Board members questioned Wiegand for nearly an hour on his 2004 indictment following an investigation by the U.S. Department of Justice and the Securities and Exchange Commission of PurchasePro.com and its chief executive officer, Charles “Junior” Johnson.
Wiegand was acquitted of all charges.
Wiegand, who was senior vice president and general counsel of PurchasePro, was named in a 30-count indictment accusing six PurchasePro and America Online executives, including Johnson, of engaging in a scheme to artificially inflate revenue reported to the SEC through secret side deals, back-dated contracts and revenue swaps.

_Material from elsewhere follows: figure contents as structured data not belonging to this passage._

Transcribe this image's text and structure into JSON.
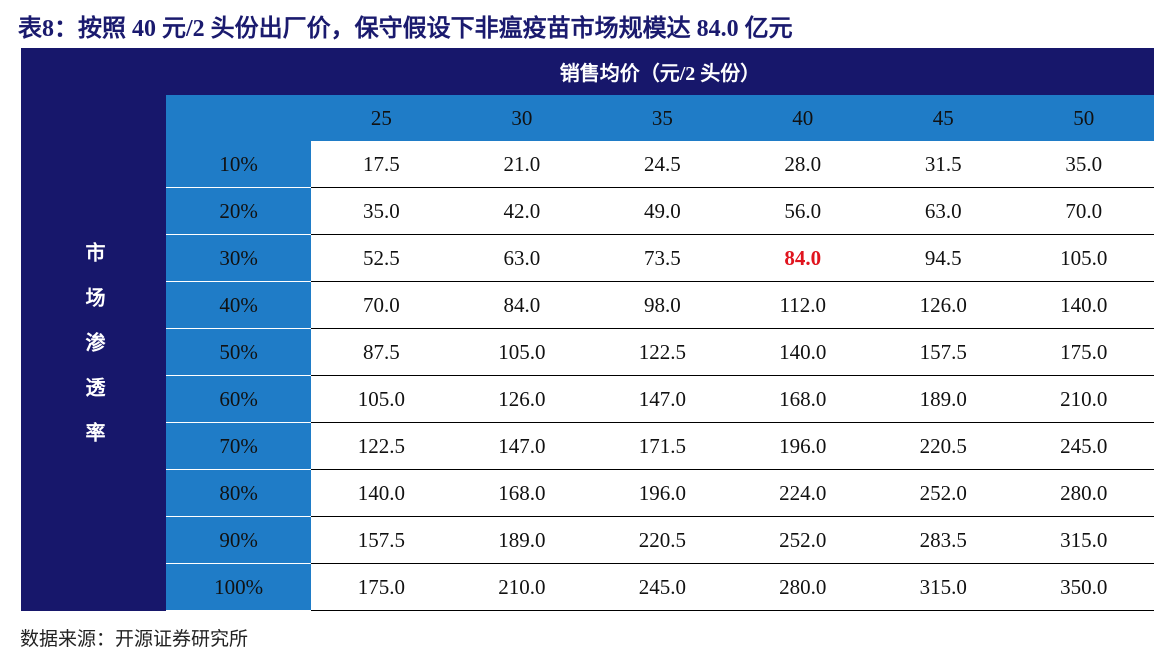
{
  "title": "表8：按照 40 元/2 头份出厂价，保守假设下非瘟疫苗市场规模达 84.0 亿元",
  "table": {
    "column_group_label": "销售均价（元/2 头份）",
    "row_group_label": "市场渗透率",
    "column_headers": [
      "25",
      "30",
      "35",
      "40",
      "45",
      "50"
    ],
    "rows": [
      {
        "label": "10%",
        "cells": [
          "17.5",
          "21.0",
          "24.5",
          "28.0",
          "31.5",
          "35.0"
        ]
      },
      {
        "label": "20%",
        "cells": [
          "35.0",
          "42.0",
          "49.0",
          "56.0",
          "63.0",
          "70.0"
        ]
      },
      {
        "label": "30%",
        "cells": [
          "52.5",
          "63.0",
          "73.5",
          "84.0",
          "94.5",
          "105.0"
        ]
      },
      {
        "label": "40%",
        "cells": [
          "70.0",
          "84.0",
          "98.0",
          "112.0",
          "126.0",
          "140.0"
        ]
      },
      {
        "label": "50%",
        "cells": [
          "87.5",
          "105.0",
          "122.5",
          "140.0",
          "157.5",
          "175.0"
        ]
      },
      {
        "label": "60%",
        "cells": [
          "105.0",
          "126.0",
          "147.0",
          "168.0",
          "189.0",
          "210.0"
        ]
      },
      {
        "label": "70%",
        "cells": [
          "122.5",
          "147.0",
          "171.5",
          "196.0",
          "220.5",
          "245.0"
        ]
      },
      {
        "label": "80%",
        "cells": [
          "140.0",
          "168.0",
          "196.0",
          "224.0",
          "252.0",
          "280.0"
        ]
      },
      {
        "label": "90%",
        "cells": [
          "157.5",
          "189.0",
          "220.5",
          "252.0",
          "283.5",
          "315.0"
        ]
      },
      {
        "label": "100%",
        "cells": [
          "175.0",
          "210.0",
          "245.0",
          "280.0",
          "315.0",
          "350.0"
        ]
      }
    ]
  },
  "source": "数据来源：开源证券研究所"
}
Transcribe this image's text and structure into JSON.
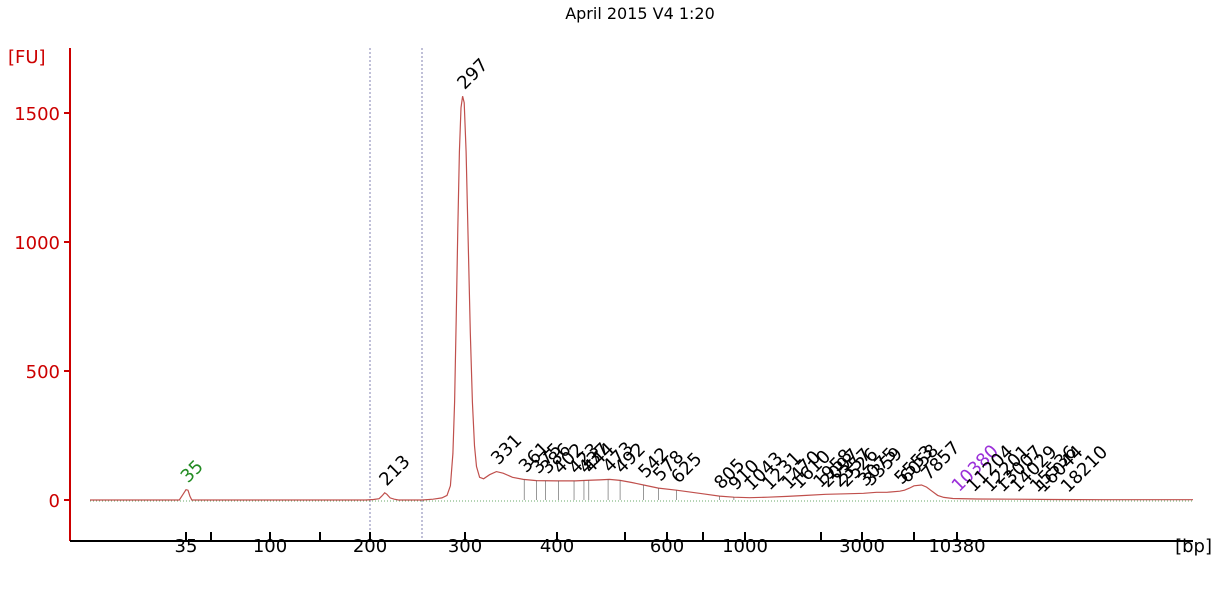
{
  "chart_data": {
    "type": "line",
    "title": "April 2015 V4 1:20",
    "ylabel": "[FU]",
    "xlabel": "[bp]",
    "ylim": [
      -150,
      1750
    ],
    "yticks": [
      0,
      500,
      1000,
      1500
    ],
    "xtick_labels": [
      {
        "label": "35",
        "bp": 35
      },
      {
        "label": "100",
        "bp": 100
      },
      {
        "label": "200",
        "bp": 200
      },
      {
        "label": "300",
        "bp": 300
      },
      {
        "label": "400",
        "bp": 400
      },
      {
        "label": "600",
        "bp": 600
      },
      {
        "label": "1000",
        "bp": 1000
      },
      {
        "label": "3000",
        "bp": 3000
      },
      {
        "label": "10380",
        "bp": 10380
      }
    ],
    "xtick_minor_bp": [
      50,
      150,
      500,
      700,
      2000,
      7000
    ],
    "region_markers_bp": [
      200,
      250
    ],
    "colors": {
      "trace": "#c0504d",
      "axis": "#cc0000",
      "marker_low": "#228b22",
      "marker_high": "#9b30d9",
      "label": "#000000",
      "region": "#8080b0"
    },
    "series": [
      {
        "values": [
          [
            15,
            0
          ],
          [
            33,
            0
          ],
          [
            34,
            20
          ],
          [
            35,
            40
          ],
          [
            36,
            38
          ],
          [
            37,
            15
          ],
          [
            38,
            0
          ],
          [
            195,
            0
          ],
          [
            203,
            2
          ],
          [
            208,
            5
          ],
          [
            211,
            18
          ],
          [
            213,
            28
          ],
          [
            215,
            22
          ],
          [
            218,
            8
          ],
          [
            222,
            3
          ],
          [
            226,
            0
          ],
          [
            250,
            0
          ],
          [
            262,
            3
          ],
          [
            272,
            8
          ],
          [
            278,
            18
          ],
          [
            282,
            55
          ],
          [
            285,
            180
          ],
          [
            287,
            380
          ],
          [
            289,
            700
          ],
          [
            291,
            1050
          ],
          [
            293,
            1350
          ],
          [
            295,
            1520
          ],
          [
            297,
            1565
          ],
          [
            299,
            1540
          ],
          [
            301,
            1350
          ],
          [
            303,
            1000
          ],
          [
            305,
            650
          ],
          [
            307,
            380
          ],
          [
            309,
            210
          ],
          [
            311,
            130
          ],
          [
            314,
            88
          ],
          [
            318,
            82
          ],
          [
            324,
            98
          ],
          [
            331,
            110
          ],
          [
            338,
            104
          ],
          [
            348,
            88
          ],
          [
            360,
            80
          ],
          [
            375,
            75
          ],
          [
            400,
            74
          ],
          [
            425,
            74
          ],
          [
            440,
            76
          ],
          [
            460,
            78
          ],
          [
            475,
            80
          ],
          [
            492,
            76
          ],
          [
            515,
            68
          ],
          [
            542,
            58
          ],
          [
            578,
            46
          ],
          [
            625,
            38
          ],
          [
            700,
            24
          ],
          [
            805,
            15
          ],
          [
            910,
            11
          ],
          [
            1043,
            9
          ],
          [
            1231,
            11
          ],
          [
            1470,
            14
          ],
          [
            1750,
            18
          ],
          [
            2097,
            22
          ],
          [
            2550,
            24
          ],
          [
            3075,
            26
          ],
          [
            3800,
            30
          ],
          [
            4500,
            30
          ],
          [
            5553,
            34
          ],
          [
            6000,
            38
          ],
          [
            6500,
            46
          ],
          [
            7000,
            55
          ],
          [
            7500,
            58
          ],
          [
            7857,
            50
          ],
          [
            8200,
            36
          ],
          [
            8700,
            18
          ],
          [
            9200,
            10
          ],
          [
            10000,
            6
          ],
          [
            11500,
            4
          ],
          [
            14000,
            3
          ],
          [
            17000,
            2
          ],
          [
            22000,
            1
          ],
          [
            35000,
            1
          ]
        ]
      }
    ],
    "peak_labels": [
      {
        "label": "35",
        "bp": 35,
        "color": "marker_low"
      },
      {
        "label": "213",
        "bp": 213
      },
      {
        "label": "297",
        "bp": 297
      },
      {
        "label": "331",
        "bp": 331
      },
      {
        "label": "361",
        "bp": 361
      },
      {
        "label": "375",
        "bp": 375
      },
      {
        "label": "386",
        "bp": 386
      },
      {
        "label": "402",
        "bp": 402
      },
      {
        "label": "423",
        "bp": 423
      },
      {
        "label": "437",
        "bp": 437
      },
      {
        "label": "444",
        "bp": 444
      },
      {
        "label": "473",
        "bp": 473
      },
      {
        "label": "492",
        "bp": 492
      },
      {
        "label": "542",
        "bp": 542
      },
      {
        "label": "578",
        "bp": 578
      },
      {
        "label": "625",
        "bp": 625
      },
      {
        "label": "805",
        "bp": 805
      },
      {
        "label": "910",
        "bp": 910
      },
      {
        "label": "1043",
        "bp": 1043
      },
      {
        "label": "1231",
        "bp": 1231
      },
      {
        "label": "1470",
        "bp": 1470
      },
      {
        "label": "1610",
        "bp": 1610
      },
      {
        "label": "1958",
        "bp": 1958
      },
      {
        "label": "2097",
        "bp": 2097
      },
      {
        "label": "2357",
        "bp": 2357
      },
      {
        "label": "2526",
        "bp": 2526
      },
      {
        "label": "3075",
        "bp": 3075
      },
      {
        "label": "3359",
        "bp": 3359
      },
      {
        "label": "5553",
        "bp": 5553
      },
      {
        "label": "6058",
        "bp": 6058
      },
      {
        "label": "7857",
        "bp": 7857
      },
      {
        "label": "10380",
        "bp": 10380,
        "color": "marker_high"
      },
      {
        "label": "11204",
        "bp": 11204
      },
      {
        "label": "12201",
        "bp": 12201
      },
      {
        "label": "13007",
        "bp": 13007
      },
      {
        "label": "14029",
        "bp": 14029
      },
      {
        "label": "15536",
        "bp": 15536
      },
      {
        "label": "16044",
        "bp": 16044
      },
      {
        "label": "18210",
        "bp": 18210
      }
    ]
  }
}
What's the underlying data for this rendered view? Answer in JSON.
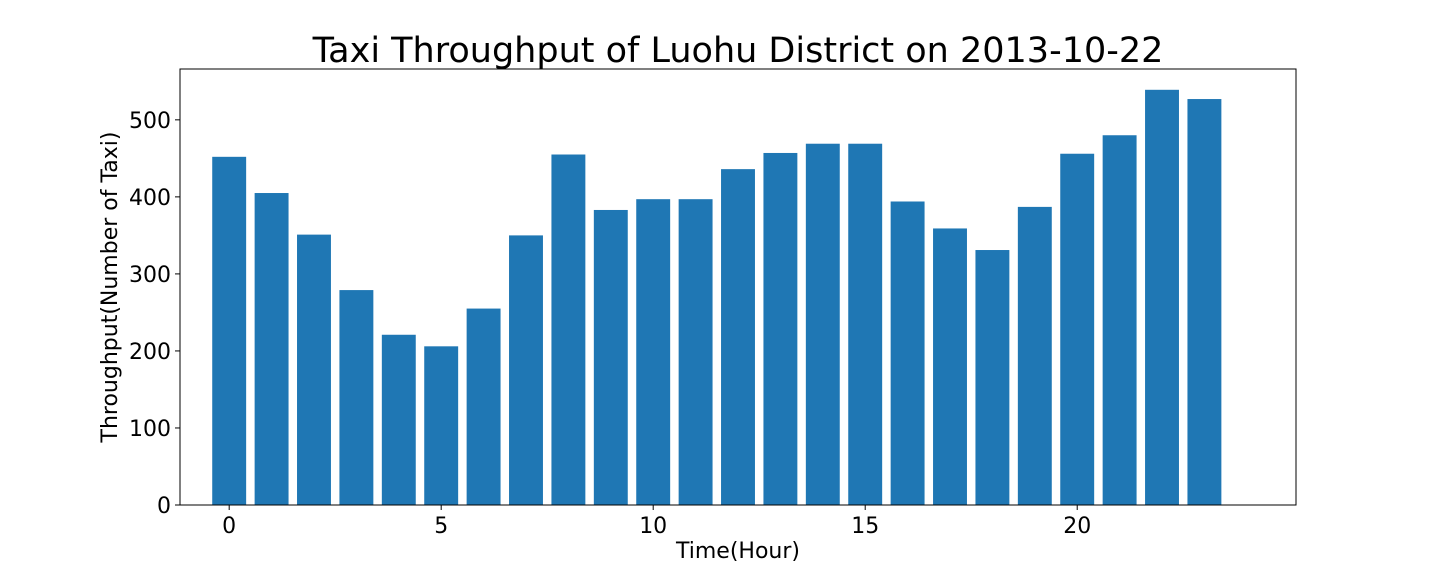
{
  "chart_data": {
    "type": "bar",
    "title": "Taxi Throughput of Luohu District on 2013-10-22",
    "xlabel": "Time(Hour)",
    "ylabel": "Throughput(Number of Taxi)",
    "x": [
      0,
      1,
      2,
      3,
      4,
      5,
      6,
      7,
      8,
      9,
      10,
      11,
      12,
      13,
      14,
      15,
      16,
      17,
      18,
      19,
      20,
      21,
      22,
      23
    ],
    "values": [
      452,
      405,
      351,
      279,
      221,
      206,
      255,
      350,
      455,
      383,
      397,
      397,
      436,
      457,
      469,
      469,
      394,
      359,
      331,
      387,
      456,
      480,
      539,
      527
    ],
    "xlim": [
      -1.16,
      25.16
    ],
    "ylim": [
      0,
      566
    ],
    "xticks": [
      0,
      5,
      10,
      15,
      20
    ],
    "yticks": [
      0,
      100,
      200,
      300,
      400,
      500
    ],
    "bar_color": "#1f77b4",
    "grid": false,
    "legend": "none"
  }
}
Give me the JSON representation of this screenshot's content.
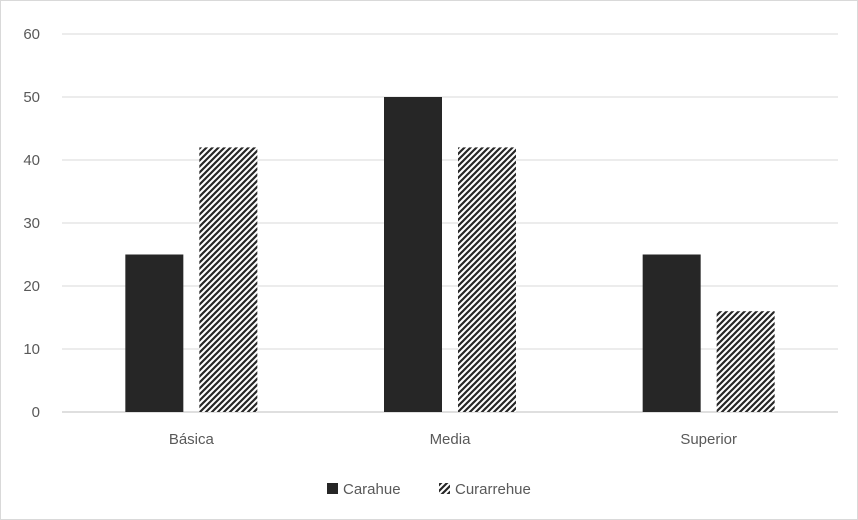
{
  "chart_data": {
    "type": "bar",
    "categories": [
      "Básica",
      "Media",
      "Superior"
    ],
    "series": [
      {
        "name": "Carahue",
        "values": [
          25,
          50,
          25
        ],
        "style": "solid",
        "color": "#262626"
      },
      {
        "name": "Curarrehue",
        "values": [
          42,
          42,
          16
        ],
        "style": "hatched",
        "color": "#262626"
      }
    ],
    "ylim": [
      0,
      60
    ],
    "yticks": [
      "0",
      "10",
      "20",
      "30",
      "40",
      "50",
      "60"
    ],
    "grid": true,
    "legend": "bottom-center",
    "title": "",
    "xlabel": "",
    "ylabel": ""
  }
}
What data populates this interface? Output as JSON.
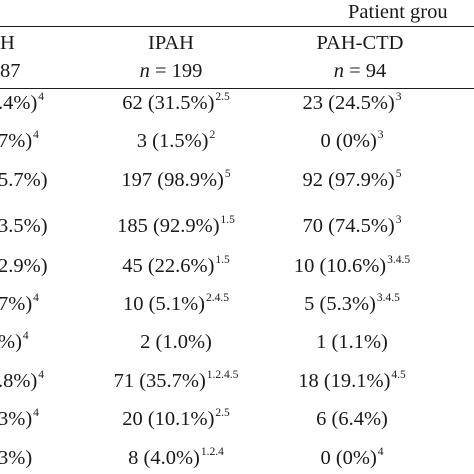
{
  "table": {
    "group_header": "Patient grou",
    "columns": [
      {
        "name": "H",
        "n_label": "",
        "n_value": "87"
      },
      {
        "name": "IPAH",
        "n_label": "n",
        "n_value": " = 199"
      },
      {
        "name": "PAH-CTD",
        "n_label": "n",
        "n_value": " = 94"
      }
    ],
    "rows": [
      [
        {
          "v": ".4%)",
          "s": "4"
        },
        {
          "v": "62 (31.5%)",
          "s": "2.5"
        },
        {
          "v": "23 (24.5%)",
          "s": "3"
        }
      ],
      [
        {
          "v": "7%)",
          "s": "4"
        },
        {
          "v": "3 (1.5%)",
          "s": "2"
        },
        {
          "v": "0 (0%)",
          "s": "3"
        }
      ],
      [
        {
          "v": "5.7%)",
          "s": ""
        },
        {
          "v": "197 (98.9%)",
          "s": "5"
        },
        {
          "v": "92 (97.9%)",
          "s": "5"
        }
      ],
      [
        {
          "v": "3.5%)",
          "s": ""
        },
        {
          "v": "185 (92.9%)",
          "s": "1.5"
        },
        {
          "v": "70 (74.5%)",
          "s": "3"
        }
      ],
      [
        {
          "v": "2.9%)",
          "s": ""
        },
        {
          "v": "45 (22.6%)",
          "s": "1.5"
        },
        {
          "v": "10 (10.6%)",
          "s": "3.4.5"
        }
      ],
      [
        {
          "v": "7%)",
          "s": "4"
        },
        {
          "v": "10 (5.1%)",
          "s": "2.4.5"
        },
        {
          "v": "5 (5.3%)",
          "s": "3.4.5"
        }
      ],
      [
        {
          "v": "%)",
          "s": "4"
        },
        {
          "v": "2 (1.0%)",
          "s": ""
        },
        {
          "v": "1 (1.1%)",
          "s": ""
        }
      ],
      [
        {
          "v": ".8%)",
          "s": "4"
        },
        {
          "v": "71 (35.7%)",
          "s": "1.2.4.5"
        },
        {
          "v": "18 (19.1%)",
          "s": "4.5"
        }
      ],
      [
        {
          "v": "3%)",
          "s": "4"
        },
        {
          "v": "20 (10.1%)",
          "s": "2.5"
        },
        {
          "v": "6 (6.4%)",
          "s": ""
        }
      ],
      [
        {
          "v": "3%)",
          "s": ""
        },
        {
          "v": "8 (4.0%)",
          "s": "1.2.4"
        },
        {
          "v": "0 (0%)",
          "s": "4"
        }
      ]
    ]
  }
}
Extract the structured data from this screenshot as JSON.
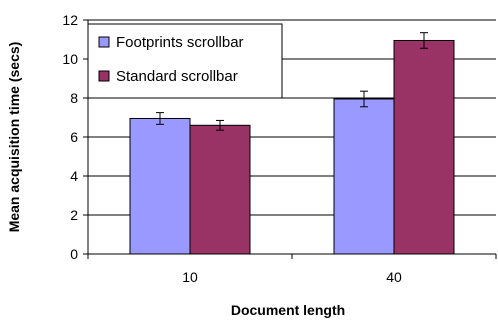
{
  "chart_data": {
    "type": "bar",
    "xlabel": "Document length",
    "ylabel": "Mean acquisition time (secs)",
    "categories": [
      "10",
      "40"
    ],
    "ylim": [
      0,
      12
    ],
    "yticks": [
      0,
      2,
      4,
      6,
      8,
      10,
      12
    ],
    "grid": true,
    "legend_position": "top-left",
    "series": [
      {
        "name": "Footprints scrollbar",
        "color": "#9999ff",
        "values": [
          6.95,
          7.95
        ],
        "errors": [
          0.3,
          0.4
        ]
      },
      {
        "name": "Standard scrollbar",
        "color": "#993366",
        "values": [
          6.6,
          10.95
        ],
        "errors": [
          0.25,
          0.4
        ]
      }
    ]
  }
}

Wiegand was acquitted in a bench trial by U.S. District Judge Walter Kelley Jr. in January 2005. Prior to the trial, Wiegand had been hired by Harrah’s Entertainment, the predecessor to Caesars, and was given a six-month leave of absence by the company in 2004 for the trial. Because of the length of the court action, Wiegand was let go and was unemployed for a year, but he was rehired by Harrah’s in January 2006.
Wiegand told regulators the Caesars compliance committee was aware of the court actions and board members said they were satisfied to his honesty and integrity, but that an indictment of a licensing applicant always raises a red flag among regulators.
Wiegand is expected to be further scrutinized by the Gaming Commission later this month.